Matrix multiplication fails (Tesla C2070, CUBLAS, Linux SLES 11sp1)

Hi, I was using Tesla GPU for linear algebra half a year ago and it worked fine. Recently I began using GPU and my application fails. For example, square matrix multiplication fails if a matrix size exceeds 1000x1000. It works fine for small matrices.

Details: to find the root cause of the issue, I downloaded this sample:

changed matrices size to be 320x320 or 1920x1920

In the first case it works, in the latter case it fails wit hthis message:
Failed to synchronize on the stop event (error code unknown error)!

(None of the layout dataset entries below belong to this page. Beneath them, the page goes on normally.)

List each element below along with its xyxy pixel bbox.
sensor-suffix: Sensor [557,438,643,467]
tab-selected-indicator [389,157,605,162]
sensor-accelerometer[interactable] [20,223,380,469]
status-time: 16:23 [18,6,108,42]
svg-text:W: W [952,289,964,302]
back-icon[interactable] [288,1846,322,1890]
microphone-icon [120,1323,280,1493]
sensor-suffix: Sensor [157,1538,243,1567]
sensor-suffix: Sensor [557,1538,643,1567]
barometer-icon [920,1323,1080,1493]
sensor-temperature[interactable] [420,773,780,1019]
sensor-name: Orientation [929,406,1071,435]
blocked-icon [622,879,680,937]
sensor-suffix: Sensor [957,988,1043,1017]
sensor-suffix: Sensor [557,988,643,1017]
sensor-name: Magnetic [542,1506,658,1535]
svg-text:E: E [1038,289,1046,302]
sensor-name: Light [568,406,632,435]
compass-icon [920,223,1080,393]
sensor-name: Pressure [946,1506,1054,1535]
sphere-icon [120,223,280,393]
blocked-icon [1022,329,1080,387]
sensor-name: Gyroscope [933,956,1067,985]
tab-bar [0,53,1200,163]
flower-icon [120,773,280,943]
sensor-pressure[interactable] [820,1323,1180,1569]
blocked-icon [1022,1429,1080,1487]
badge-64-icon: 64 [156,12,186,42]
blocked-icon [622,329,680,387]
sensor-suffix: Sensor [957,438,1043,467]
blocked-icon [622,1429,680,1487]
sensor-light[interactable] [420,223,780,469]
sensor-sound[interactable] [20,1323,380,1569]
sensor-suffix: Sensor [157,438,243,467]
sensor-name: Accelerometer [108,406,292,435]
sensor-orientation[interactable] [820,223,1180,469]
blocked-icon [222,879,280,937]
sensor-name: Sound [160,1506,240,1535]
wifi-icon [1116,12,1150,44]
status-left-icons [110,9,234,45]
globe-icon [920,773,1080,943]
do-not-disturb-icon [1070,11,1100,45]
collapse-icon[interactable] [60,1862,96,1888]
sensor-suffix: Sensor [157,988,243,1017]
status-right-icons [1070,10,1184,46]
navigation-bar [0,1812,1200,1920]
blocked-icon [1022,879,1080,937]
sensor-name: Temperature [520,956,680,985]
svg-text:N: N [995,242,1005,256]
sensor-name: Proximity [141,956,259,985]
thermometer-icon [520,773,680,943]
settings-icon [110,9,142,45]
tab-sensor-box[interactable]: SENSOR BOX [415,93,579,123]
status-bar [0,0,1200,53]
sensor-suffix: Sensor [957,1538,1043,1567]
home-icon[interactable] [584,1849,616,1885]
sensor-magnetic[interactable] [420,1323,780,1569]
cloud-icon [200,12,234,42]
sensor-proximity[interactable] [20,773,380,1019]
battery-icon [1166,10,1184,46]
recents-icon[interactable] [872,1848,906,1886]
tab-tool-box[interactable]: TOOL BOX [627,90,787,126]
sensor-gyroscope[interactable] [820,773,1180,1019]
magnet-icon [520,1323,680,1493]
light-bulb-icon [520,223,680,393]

I checked, there is no error before cudaEventRecord(stop, NULL) call.

More details:
Linux core 2.6.32.24-0.2 SUSE Linux Enterprise Server 11 (x86_64) SP1
GPU Tesla C2070 (S/N: 0322211066837)
NVRM version: NVIDIA UNIX x86_64 Kernel Module 310.32 Mon Jan 14 14:41:13 PST 2013
GCC version: gcc version 4.3.4 [gcc-4_3-branch revision 152973] (SUSE Linux)
nvcc: NVIDIA (R) Cuda compiler driver
Copyright (c) 2005-2011 NVIDIA Corporation
Built on Thu_May_12_11:09:45_PDT_2011
Cuda compilation tools, release 4.0, V0.2.1221

Any help will be greatly appreciated!